The exhibit also contains one work of art by an inmate who was found not guilty after spending 28 years in prison, 20 of those on death row. Ndume Olatushani was released in 2012.
“Our idea is not to tell anyone what to think about this issue, but it was more that we thought people knew a lot about the execution but didn’t know much about why inmates stay so long in prison before they are executed, if they are executed,” Widmann said. “What is the implication of living in solitary confinement for years? What is the impact of race and economy?”
The second exhibit, “What A Hoot! A Mike Peters Retrospective,” also addresses social issues through the work of Pulitzer Prize-winning editorial cartoonish Mike Peters.
Peters is known for being the creator of comic strip “Mother Goose and Grimm,” which first distributed in the 1980s.
“Mike Peters is an important cartoonist with long-time ties to Ohio,” said Lucy Shelton Caswell, curator at the library. “He has spoken on campus several times and the Billy Ireland Cartoon Library and Museum holds a large collection of his work. This retrospective exhibition is intended to celebrate his career from the late 1960s to the present.”

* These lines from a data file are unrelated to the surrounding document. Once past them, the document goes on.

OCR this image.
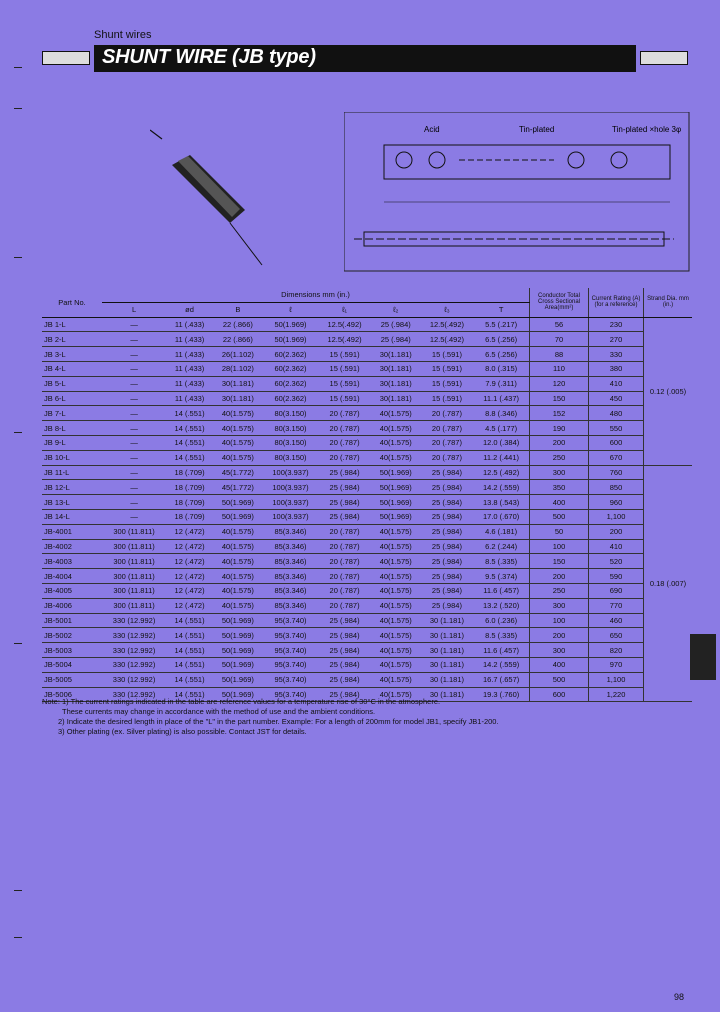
Shunt wires
SHUNT WIRE (JB type)
Acid	Tin-plated	Tin-plated ×hole 3φ
Part No.	Dimensions mm (in.)								Conductor Total Cross Sectional Area(mm²)	Current Rating (A) (for a reference)	Strand Dia. mm (in.)
	L	ød	B	ℓ	ℓ₁	ℓ₂	ℓ₃	T			
JB 1-L	—	11 (.433)	22 (.866)	50(1.969)	12.5(.492)	25 (.984)	12.5(.492)	5.5 (.217)	56	230	0.12 (.005)
JB 2-L	—	11 (.433)	22 (.866)	50(1.969)	12.5(.492)	25 (.984)	12.5(.492)	6.5 (.256)	70	270	
JB 3-L	—	11 (.433)	26(1.102)	60(2.362)	15 (.591)	30(1.181)	15 (.591)	6.5 (.256)	88	330	
JB 4-L	—	11 (.433)	28(1.102)	60(2.362)	15 (.591)	30(1.181)	15 (.591)	8.0 (.315)	110	380	
JB 5-L	—	11 (.433)	30(1.181)	60(2.362)	15 (.591)	30(1.181)	15 (.591)	7.9 (.311)	120	410	
JB 6-L	—	11 (.433)	30(1.181)	60(2.362)	15 (.591)	30(1.181)	15 (.591)	11.1 (.437)	150	450	
JB 7-L	—	14 (.551)	40(1.575)	80(3.150)	20 (.787)	40(1.575)	20 (.787)	8.8 (.346)	152	480	
JB 8-L	—	14 (.551)	40(1.575)	80(3.150)	20 (.787)	40(1.575)	20 (.787)	4.5 (.177)	190	550	
JB 9-L	—	14 (.551)	40(1.575)	80(3.150)	20 (.787)	40(1.575)	20 (.787)	12.0 (.384)	200	600	
JB 10-L	—	14 (.551)	40(1.575)	80(3.150)	20 (.787)	40(1.575)	20 (.787)	11.2 (.441)	250	670	
JB 11-L	—	18 (.709)	45(1.772)	100(3.937)	25 (.984)	50(1.969)	25 (.984)	12.5 (.492)	300	760	0.18 (.007)
JB 12-L	—	18 (.709)	45(1.772)	100(3.937)	25 (.984)	50(1.969)	25 (.984)	14.2 (.559)	350	850	
JB 13-L	—	18 (.709)	50(1.969)	100(3.937)	25 (.984)	50(1.969)	25 (.984)	13.8 (.543)	400	960	
JB 14-L	—	18 (.709)	50(1.969)	100(3.937)	25 (.984)	50(1.969)	25 (.984)	17.0 (.670)	500	1,100	
JB-4001	300 (11.811)	12 (.472)	40(1.575)	85(3.346)	20 (.787)	40(1.575)	25 (.984)	4.6 (.181)	50	200	
JB-4002	300 (11.811)	12 (.472)	40(1.575)	85(3.346)	20 (.787)	40(1.575)	25 (.984)	6.2 (.244)	100	410	
JB-4003	300 (11.811)	12 (.472)	40(1.575)	85(3.346)	20 (.787)	40(1.575)	25 (.984)	8.5 (.335)	150	520	
JB-4004	300 (11.811)	12 (.472)	40(1.575)	85(3.346)	20 (.787)	40(1.575)	25 (.984)	9.5 (.374)	200	590	
JB-4005	300 (11.811)	12 (.472)	40(1.575)	85(3.346)	20 (.787)	40(1.575)	25 (.984)	11.6 (.457)	250	690	
JB-4006	300 (11.811)	12 (.472)	40(1.575)	85(3.346)	20 (.787)	40(1.575)	25 (.984)	13.2 (.520)	300	770	
JB-5001	330 (12.992)	14 (.551)	50(1.969)	95(3.740)	25 (.984)	40(1.575)	30 (1.181)	6.0 (.236)	100	460	
JB-5002	330 (12.992)	14 (.551)	50(1.969)	95(3.740)	25 (.984)	40(1.575)	30 (1.181)	8.5 (.335)	200	650	
JB-5003	330 (12.992)	14 (.551)	50(1.969)	95(3.740)	25 (.984)	40(1.575)	30 (1.181)	11.6 (.457)	300	820	
JB-5004	330 (12.992)	14 (.551)	50(1.969)	95(3.740)	25 (.984)	40(1.575)	30 (1.181)	14.2 (.559)	400	970	
JB-5005	330 (12.992)	14 (.551)	50(1.969)	95(3.740)	25 (.984)	40(1.575)	30 (1.181)	16.7 (.657)	500	1,100	
JB-5006	330 (12.992)	14 (.551)	50(1.969)	95(3.740)	25 (.984)	40(1.575)	30 (1.181)	19.3 (.760)	600	1,220	
Note: 1) The current ratings indicated in the table are reference values for a temperature rise of 30°C in the atmosphere.
These currents may change in accordance with the method of use and the ambient conditions.
2) Indicate the desired length in place of the "L" in the part number. Example: For a length of 200mm for model JB1, specify JB1-200.
3) Other plating (ex. Silver plating) is also possible. Contact JST for details.
98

The exhibit starts with a section exploring how Peters’ style changed and matured over his career. Included are strips of “Mother Goose and Grimm,” and an animated version of the comic that aired on CBS in the ‘90s.
Two more sections of the exhibit focus on editorial cartoons spanning nine presidencies, Lyndon B. Johnson through Barack Obama, and on political and social issues that Peters has commented on including racism, women’s rights and LGBTQ issues. Caswell said these cartoons give insight to Peters’ world-view.
“The editorial cartoons give one person’s perspective on major events of the last half-century and the consistency of Peters’ perspective is remarkable,” Caswell said. “The ‘Mother Goose and Grimm’ strips are laugh-out-loud funny.”
Both exhibits open Saturday and will be on display until March 12. The Billy Ireland Cartoon Library and Museum is open Tuesday through Sunday from 1 to 5 p.m. Admission is free.